SPKS : Dampanya Petani Masih Terima Harga Rendah



 Jakarta, Kapuasrayatoday.com - 

Serikat petani Kelapa Sawit (SPKS) Kembali mencatat pasca pencabutan larangan ekspor CPO tanggal 23 mei 2022 yang lalu belum  bisa menormalkan harga TBS petani sawit swadaya seperti sebelum pelarangan ekspor CPO.  Harga TBS petani sawit swadaya di wilayah-wilayah anggota di 10 Provinsi dan 14 Kabupaten berdasarkan data tanggal 14 juni 2022 mayoritas Kembali mengalami penurunan.

Berikut ini harga TBS petani sawit swadaya di wilayah-wilayah anggota SPKS per tanggal 14 juni 2022:  Harga TBS petani sawit swadaya Sulawesi Barat Kab. Mamuju Tengah,  mengalami penurunan sebesar Rp. 1.700/Kg, Harga TBS petani sawit swadaya di Kab. Sanggau dan Sekadau Kalimantan Barat Rp. 2.000/Kg  dan Rp. 2.220/Kg, mengalami penurunan sebesar Rp. 100/Kg dan Rp. 180/Kg, Harga TBS petani sawit swadaya di Kalimantan Tengah, Kab. Seruyan dan Kab. Kobar Rp. 1.650 dan Rp. 1.700, turun Rp. 100/Kg untuk di Kobar, Harga TBS petani sawit swadaya Kalimantan Timur, Kab.  Paser masih di harga Rp. 1.700/Kg, Harga TBS petani sawit swadaya Riau, di Kab. Roan Hulu Rp. 2.000 mengalami penurunan Rp. 450/Kg, Siak Rp.  1.700/Kg mengalami penurunan sebesar Rp. 350/Kg, Kuansing Rp. 1.920/Kg, mengalami kenaikan Rp. 100/Kg, Harga TBS petani sawit swadaya di Sumut, Kab. Labuhan Rp. 1.500/Kg, mengalami penurunan Rp. 400/Kg, Harga TBS petani sawit swadaya Jambi, Kab. Tanjung Tabung Barat Rp. 1.500/Kg, mengalami penurunan Rp. 710/Kg, Harga TBS petani sawit swadaya di Sumatera Selatan Kab. Musi Banyuasin (Kecamatan Lalan) Rp. 1.400/Kg, turun sebesar Rp. 200/Kg, Harga TBS petani sawit swadaya di Sumatera Barat, Kab. Pasaman Barat Rp. 1.970/Kg, turun Rp. 270/Kg, Harga TBS petani sawit swadaya  Aceh, Kab. Aceh Utara Rp. 1.800/Kg, turun sebesar Rp. 200/Kg. 

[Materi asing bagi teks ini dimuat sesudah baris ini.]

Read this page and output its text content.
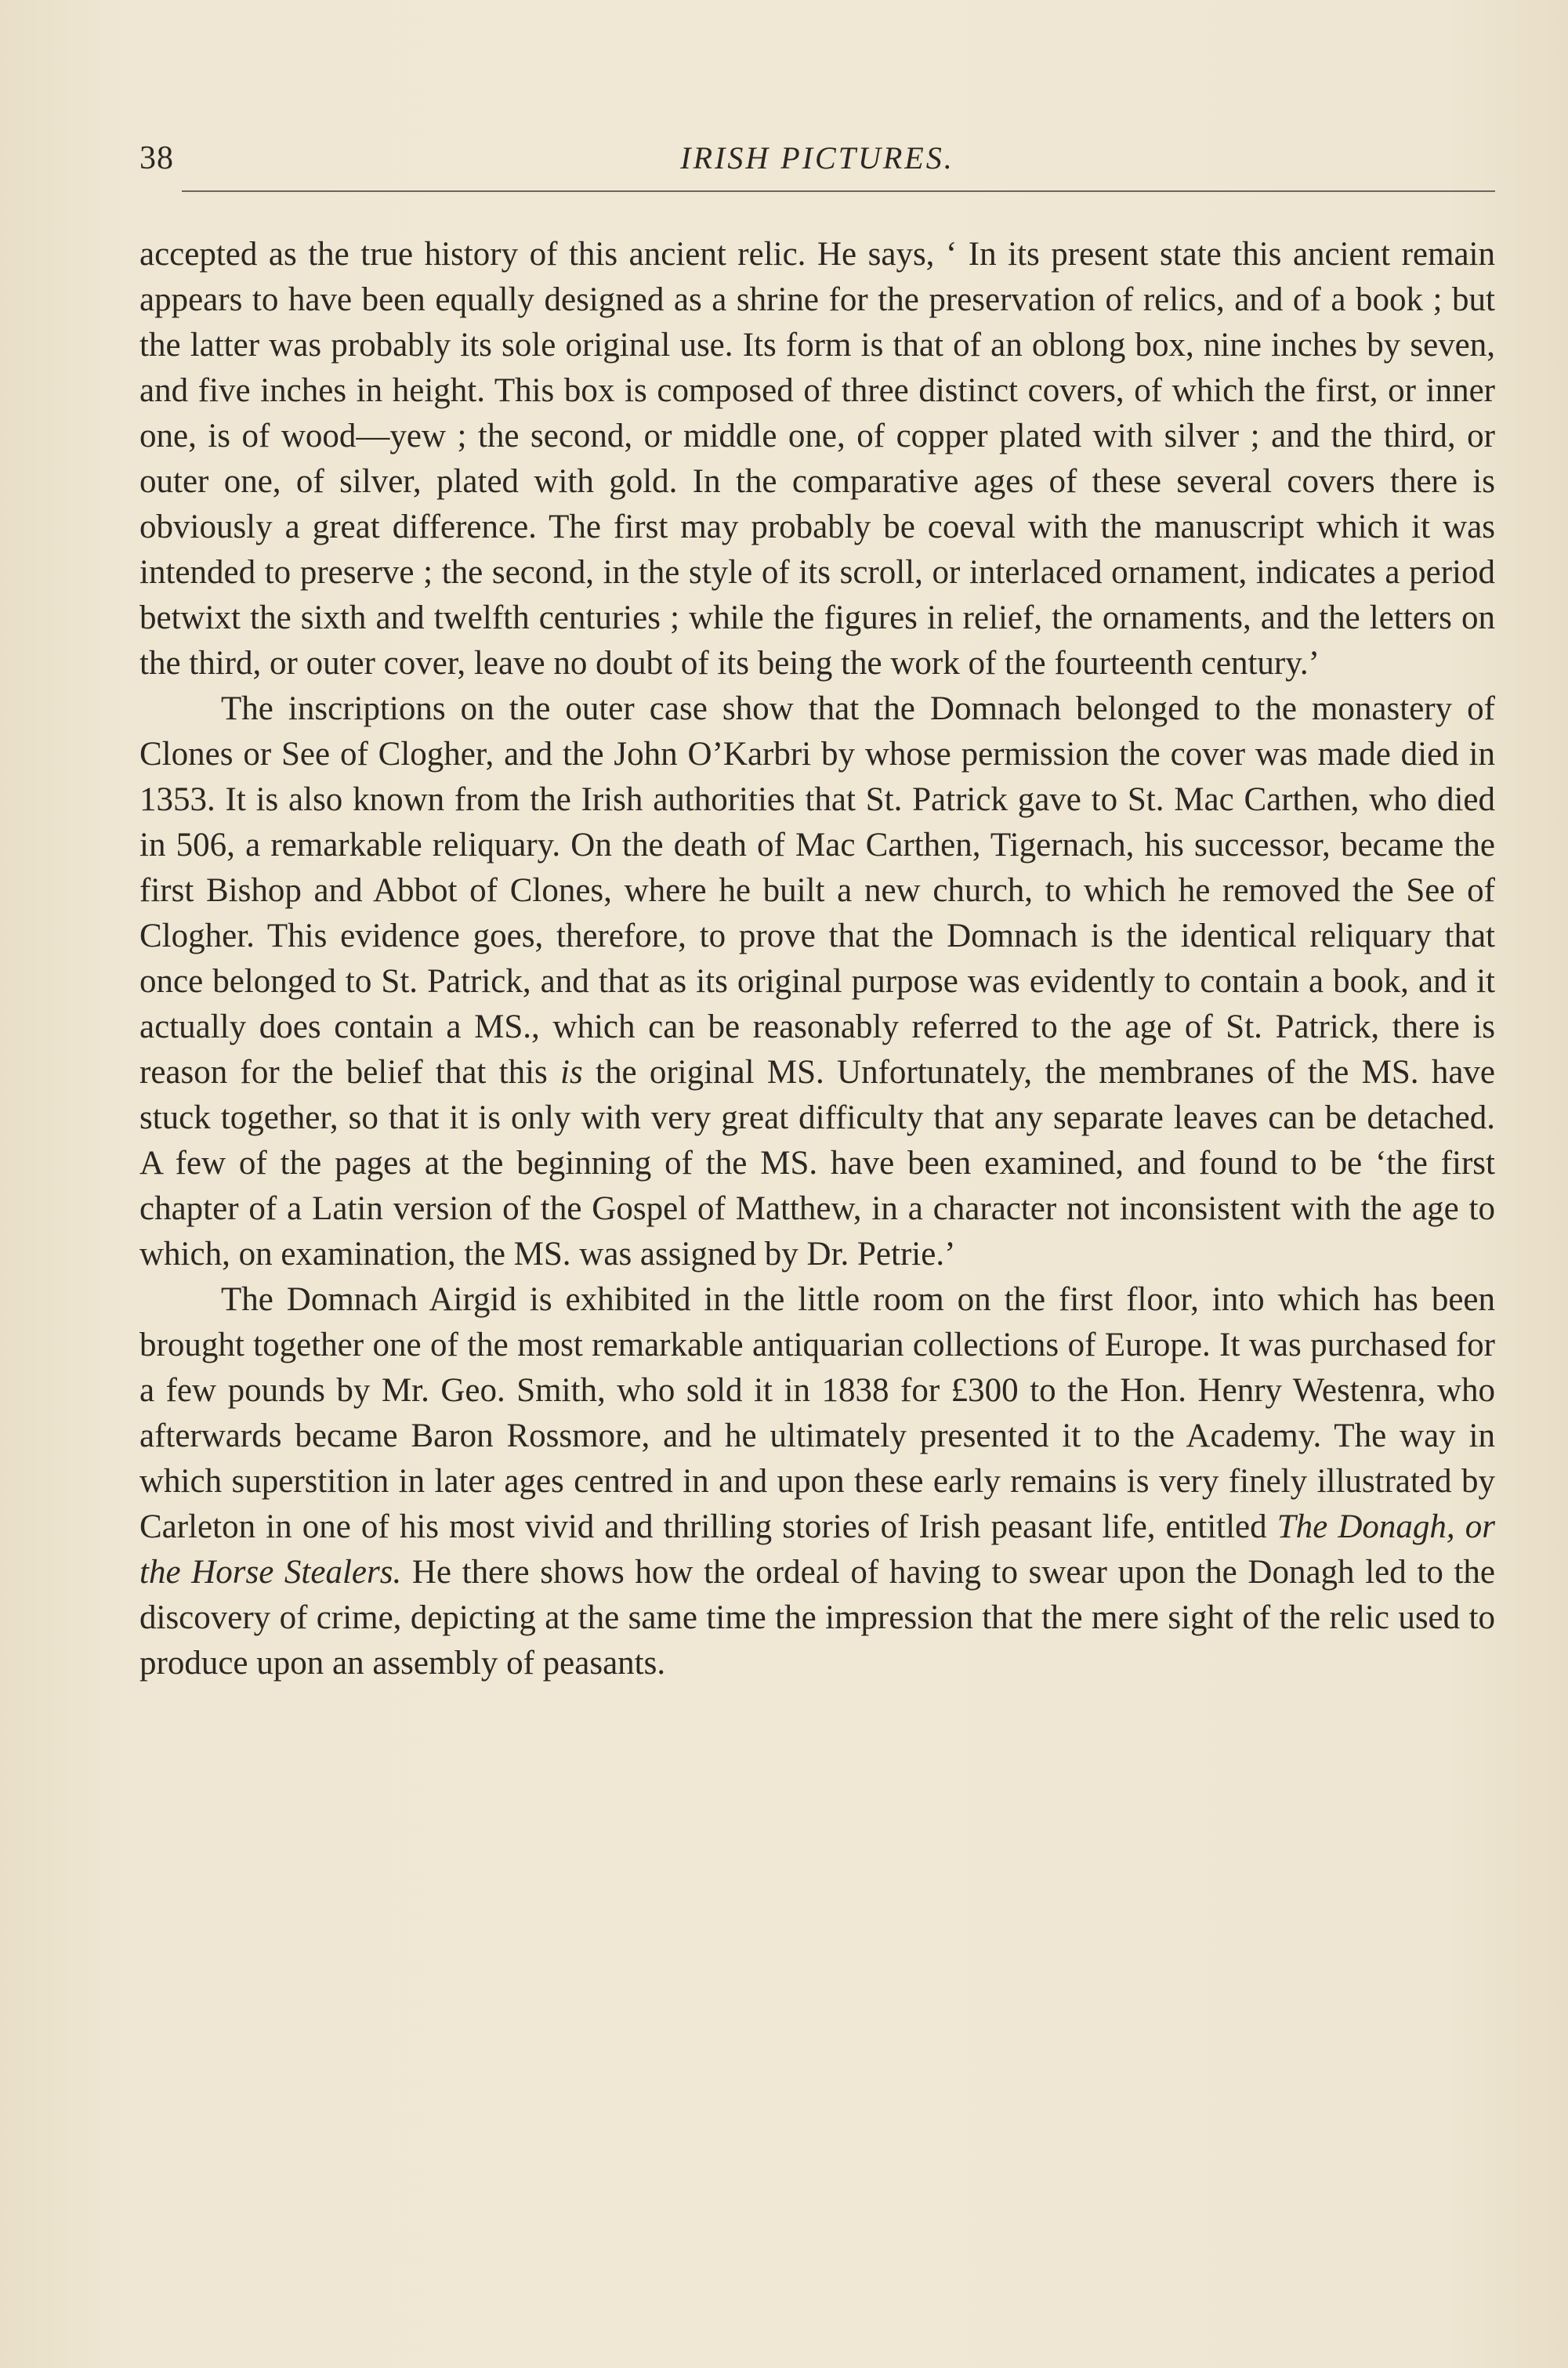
38	IRISH PICTURES.

accepted as the true history of this ancient relic. He says, ‘ In its present state this ancient remain appears to have been equally designed as a shrine for the preservation of relics, and of a book ; but the latter was probably its sole original use. Its form is that of an oblong box, nine inches by seven, and five inches in height. This box is composed of three distinct covers, of which the first, or inner one, is of wood—yew ; the second, or middle one, of copper plated with silver ; and the third, or outer one, of silver, plated with gold. In the comparative ages of these several covers there is obviously a great difference. The first may probably be coeval with the manuscript which it was intended to preserve ; the second, in the style of its scroll, or interlaced ornament, indicates a period betwixt the sixth and twelfth centuries ; while the figures in relief, the ornaments, and the letters on the third, or outer cover, leave no doubt of its being the work of the fourteenth century.’

The inscriptions on the outer case show that the Domnach belonged to the monastery of Clones or See of Clogher, and the John O’Karbri by whose permission the cover was made died in 1353. It is also known from the Irish authorities that St. Patrick gave to St. Mac Carthen, who died in 506, a remarkable reliquary. On the death of Mac Carthen, Tigernach, his successor, became the first Bishop and Abbot of Clones, where he built a new church, to which he removed the See of Clogher. This evidence goes, therefore, to prove that the Domnach is the identical reliquary that once belonged to St. Patrick, and that as its original purpose was evidently to contain a book, and it actually does contain a MS., which can be reasonably referred to the age of St. Patrick, there is reason for the belief that this is the original MS. Unfortunately, the membranes of the MS. have stuck together, so that it is only with very great difficulty that any separate leaves can be detached. A few of the pages at the beginning of the MS. have been examined, and found to be ‘the first chapter of a Latin version of the Gospel of Matthew, in a character not inconsistent with the age to which, on examination, the MS. was assigned by Dr. Petrie.’

The Domnach Airgid is exhibited in the little room on the first floor, into which has been brought together one of the most remarkable antiquarian collections of Europe. It was purchased for a few pounds by Mr. Geo. Smith, who sold it in 1838 for £300 to the Hon. Henry Westenra, who afterwards became Baron Rossmore, and he ultimately presented it to the Academy. The way in which superstition in later ages centred in and upon these early remains is very finely illustrated by Carleton in one of his most vivid and thrilling stories of Irish peasant life, entitled The Donagh, or the Horse Stealers. He there shows how the ordeal of having to swear upon the Donagh led to the discovery of crime, depicting at the same time the impression that the mere sight of the relic used to produce upon an assembly of peasants.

Kepada Bidang organisasi dan Anggota SPKS, Sabarudin mengatakan harga TBS petani sawit swadaya di wilayah-wilayah SPKS, berdasarkan data tanggal 13 juni 2022 mayoritas kembali mengalami penurunan rata-rata sekitar Rp. 100 – 450/Kg dari harga TBS petani sawit swadaya tanggal 1 juni 2022 yang di pantau oleh SPKS. Harga TBS petani swadaya ini juga masih sangat jauh perbedaan dengan harga TBS yang di tetapkan oleh Dinas Perkebunan Provinsi, kalau hitungan kita sekarang itu ada perbedaan sekitar Rp. 1.000 – 1.700/Kg dari harga rata-rata TBS beberapa provinsi antara Rp. 2.500 – 3.300/Kg. melalui siaran pers SPKS tanggal 14 juni 2022.  

“Selain harga yang masih rendah beberapa pabrik di wilayah-wilayah SPKS juga melakukan pembatasan pembelian TBS petani sawit swadaya dengan alasan tangki penuh, perusahaan beralasan masih kesulitan untuk melakukan ekspor karena regulasi terbaru dari kementerian perdagangan”. 

Sementara itu Arif Mansur Rosyadi petani sawit dan juga Ketua SPKS Kab. Seruyan menyampaikan turunnya harga TBS di petani sawit swadaya akan mempengaruhi produktivitas petani, dengan harga TBS yang rendah maka akan menyulitkan petani untuk membeli pupuk yang sangat  mahal. Harga pupuk saat ini naik sekitar 50 – 70 persen misalnya untuk pupuk yang sering di gunakan oleh petani sawit yaitu pupuk NPK saat ini harganya Rp. 540.000/sak, untuk pupuk jenis Urea Rp. 520.000, pupuk jenis KCL Rp. 930.000. 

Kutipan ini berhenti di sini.